Though the load cell and the magnetic force motor are both transducers of converting force to electricity, the technical aspects are very different, especially surrounding the mechanical elements. It must have been a very challenging proposal to the balance development team. Mr. Izumo mentioned, “Through the development of EK-H, we learned a lot about the Roberval* structure. It was a mere surprise to us how accurate the Roberval structure could be if properly engineered. We used to think the load cell technology is below the force motor technology in terms of accuracy. This revelation has led us to the SHS development.” This wiped out my credit for SHS development, but it reminded me of the story of Carlos Ghosn who resurrected the dying Nissan. He believes in and executes cross-functional organization. He, through his experiences at Michelin and Renault, excelled in the management by utilizing the expertise of the people crossing the cultural and functional boundaries, who otherwise were buried in the departmental or functional organizations, and later named it cross-functional organization.
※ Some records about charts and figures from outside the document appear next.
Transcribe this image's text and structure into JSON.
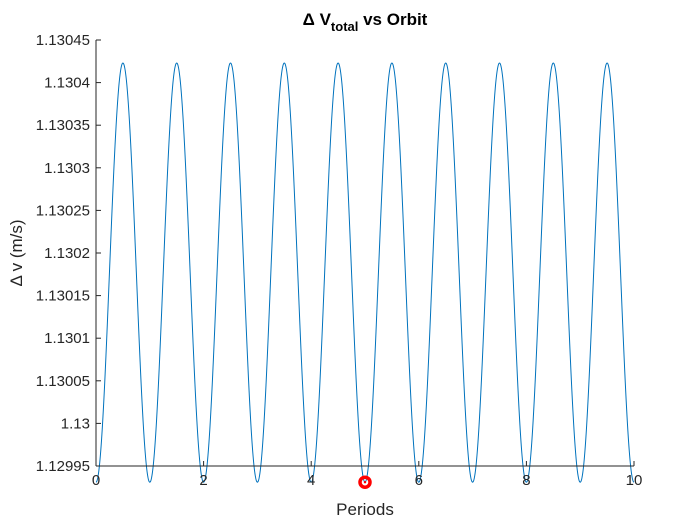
{
  "chart_data": {
    "type": "line",
    "title": {
      "prefix": "Δ V",
      "subscript": "total",
      "suffix": " vs Orbit"
    },
    "xlabel": "Periods",
    "ylabel": "Δ v (m/s)",
    "xlim": [
      0,
      10
    ],
    "ylim": [
      1.12995,
      1.13045
    ],
    "xticks": [
      0,
      2,
      4,
      6,
      8,
      10
    ],
    "xtick_labels": [
      "0",
      "2",
      "4",
      "6",
      "8",
      "10"
    ],
    "yticks": [
      1.12995,
      1.13,
      1.13005,
      1.1301,
      1.13015,
      1.1302,
      1.13025,
      1.1303,
      1.13035,
      1.1304,
      1.13045
    ],
    "ytick_labels": [
      "1.12995",
      "1.13",
      "1.13005",
      "1.1301",
      "1.13015",
      "1.1302",
      "1.13025",
      "1.1303",
      "1.13035",
      "1.1304",
      "1.13045"
    ],
    "grid": false,
    "series": [
      {
        "style": "line",
        "color": "#0072BD",
        "model": "y = mean - amplitude*cos(2*pi*x/period)",
        "mean": 1.130177,
        "amplitude": 0.000246,
        "period": 1,
        "x_range": [
          0,
          10
        ],
        "min_value": 1.129931,
        "max_value": 1.130423
      },
      {
        "style": "marker",
        "color": "#FF0000",
        "points": [
          {
            "x": 5,
            "y": 1.129931
          }
        ]
      }
    ]
  }
}
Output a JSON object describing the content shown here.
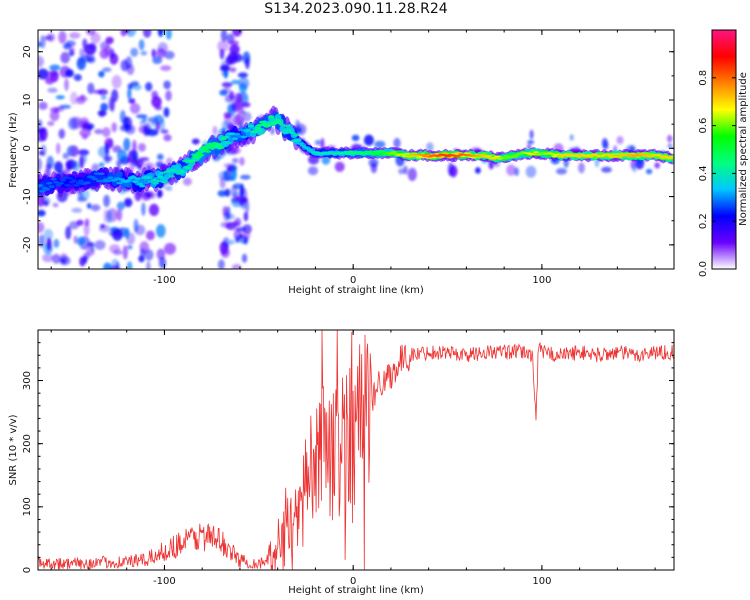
{
  "figure": {
    "title": "S134.2023.090.11.28.R24"
  },
  "chart_data": [
    {
      "type": "heatmap",
      "xlabel": "Height of straight line (km)",
      "ylabel": "Frequency (Hz)",
      "xlim": [
        -167,
        170
      ],
      "ylim": [
        -25,
        24.5
      ],
      "x_ticks": [
        "-100",
        "0",
        "100"
      ],
      "x_tick_values": [
        -100,
        0,
        100
      ],
      "y_ticks": [
        "20",
        "10",
        "0",
        "-10",
        "-20"
      ],
      "y_tick_values": [
        20,
        10,
        0,
        -10,
        -20
      ],
      "grid": false,
      "ridge": {
        "x": [
          -167,
          -150,
          -130,
          -115,
          -100,
          -90,
          -80,
          -70,
          -60,
          -50,
          -42,
          -35,
          -30,
          -25,
          -20,
          -10,
          0,
          10,
          20,
          30,
          40,
          50,
          60,
          70,
          75,
          80,
          85,
          90,
          95,
          100,
          110,
          120,
          130,
          140,
          150,
          160,
          170
        ],
        "freq": [
          -8,
          -7,
          -6,
          -7,
          -6,
          -4,
          -1,
          1,
          3,
          4,
          6,
          4,
          2,
          0,
          -1,
          -1,
          -1,
          -1,
          -1,
          -1.5,
          -1.5,
          -1.5,
          -1.5,
          -1.5,
          -2,
          -2,
          -1.5,
          -1,
          -1,
          -1,
          -1.5,
          -1.5,
          -1.5,
          -1.5,
          -1.5,
          -1.5,
          -2
        ],
        "amplitude": [
          0.3,
          0.25,
          0.3,
          0.35,
          0.4,
          0.4,
          0.5,
          0.45,
          0.3,
          0.45,
          0.45,
          0.4,
          0.4,
          0.35,
          0.4,
          0.4,
          0.45,
          0.5,
          0.6,
          0.7,
          0.8,
          0.85,
          0.8,
          0.7,
          0.7,
          0.6,
          0.6,
          0.6,
          0.7,
          0.6,
          0.7,
          0.7,
          0.7,
          0.7,
          0.75,
          0.7,
          0.7
        ]
      }
    },
    {
      "type": "bar",
      "orientation": "vertical",
      "role": "colorbar",
      "ylabel": "Normalized spectral amplitude",
      "ylim": [
        0,
        1
      ],
      "ticks": [
        "0.0",
        "0.2",
        "0.4",
        "0.6",
        "0.8"
      ],
      "tick_values": [
        0,
        0.2,
        0.4,
        0.6,
        0.8
      ],
      "colormap": [
        "#ffffff",
        "#6a00ff",
        "#0000ff",
        "#00c8ff",
        "#00ff7f",
        "#00ff00",
        "#ffff00",
        "#ff8000",
        "#ff0000",
        "#ff1480"
      ]
    },
    {
      "type": "line",
      "xlabel": "Height of straight line (km)",
      "ylabel": "SNR (10 * v/v)",
      "xlim": [
        -167,
        170
      ],
      "ylim": [
        0,
        380
      ],
      "x_ticks": [
        "-100",
        "0",
        "100"
      ],
      "x_tick_values": [
        -100,
        0,
        100
      ],
      "y_ticks": [
        "0",
        "100",
        "200",
        "300"
      ],
      "y_tick_values": [
        0,
        100,
        200,
        300
      ],
      "grid": false,
      "series": [
        {
          "color": "#ee3333",
          "x": [
            -167,
            -150,
            -130,
            -110,
            -100,
            -90,
            -80,
            -75,
            -70,
            -60,
            -50,
            -45,
            -40,
            -35,
            -30,
            -25,
            -20,
            -15,
            -10,
            -5,
            0,
            5,
            10,
            15,
            20,
            25,
            30,
            40,
            50,
            60,
            70,
            80,
            90,
            95,
            97,
            98,
            100,
            110,
            120,
            130,
            140,
            150,
            160,
            170
          ],
          "y": [
            12,
            10,
            12,
            15,
            30,
            45,
            55,
            50,
            45,
            15,
            10,
            15,
            30,
            60,
            90,
            120,
            150,
            200,
            180,
            210,
            230,
            250,
            270,
            300,
            310,
            330,
            340,
            345,
            345,
            340,
            345,
            345,
            345,
            340,
            240,
            350,
            345,
            340,
            345,
            340,
            345,
            340,
            345,
            345
          ]
        }
      ]
    }
  ]
}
Izumo’s case was cross-technical development team. The fact that he had to take over the load cell based development brought him new ways of looking at things. In order to excel in one technology is a great challenge itself, and most often without a deep understanding of one technology, one cannot design anything outstanding in this competitive market, but one can be easily confined to the technology, which results in limiting one's capability. To learn what the guy next to you is doing, and cross over the boundaries of thinking and imagination, could be a source for innovation and lead to breakthroughs. Cross-technical act!

I was somewhat resistant to the naming of SHS since I thought this name would not necessarily challenge the technologies the competitors brought out ahead of us, however, having learnt the story behind the development I have to agree now a hundred percent that it is the right name and the concept and products we brought out by applying SHS were right on for this century as it stands well for the cross-technical development scheme that bore this new remarkable hybrid sensor.

Remarks: * Roberval was the name of French Mathematician who invented a parallelogram structure to eliminate effects of moment when applying a force on a weighing pan. In 1669 Professor Gilles Personne de Roberval of Pairs published a thesis on what he called his static enigma. This was the discovery that equilibrium could exit with his structure even when a weight is placed at different distances from the fulcrum.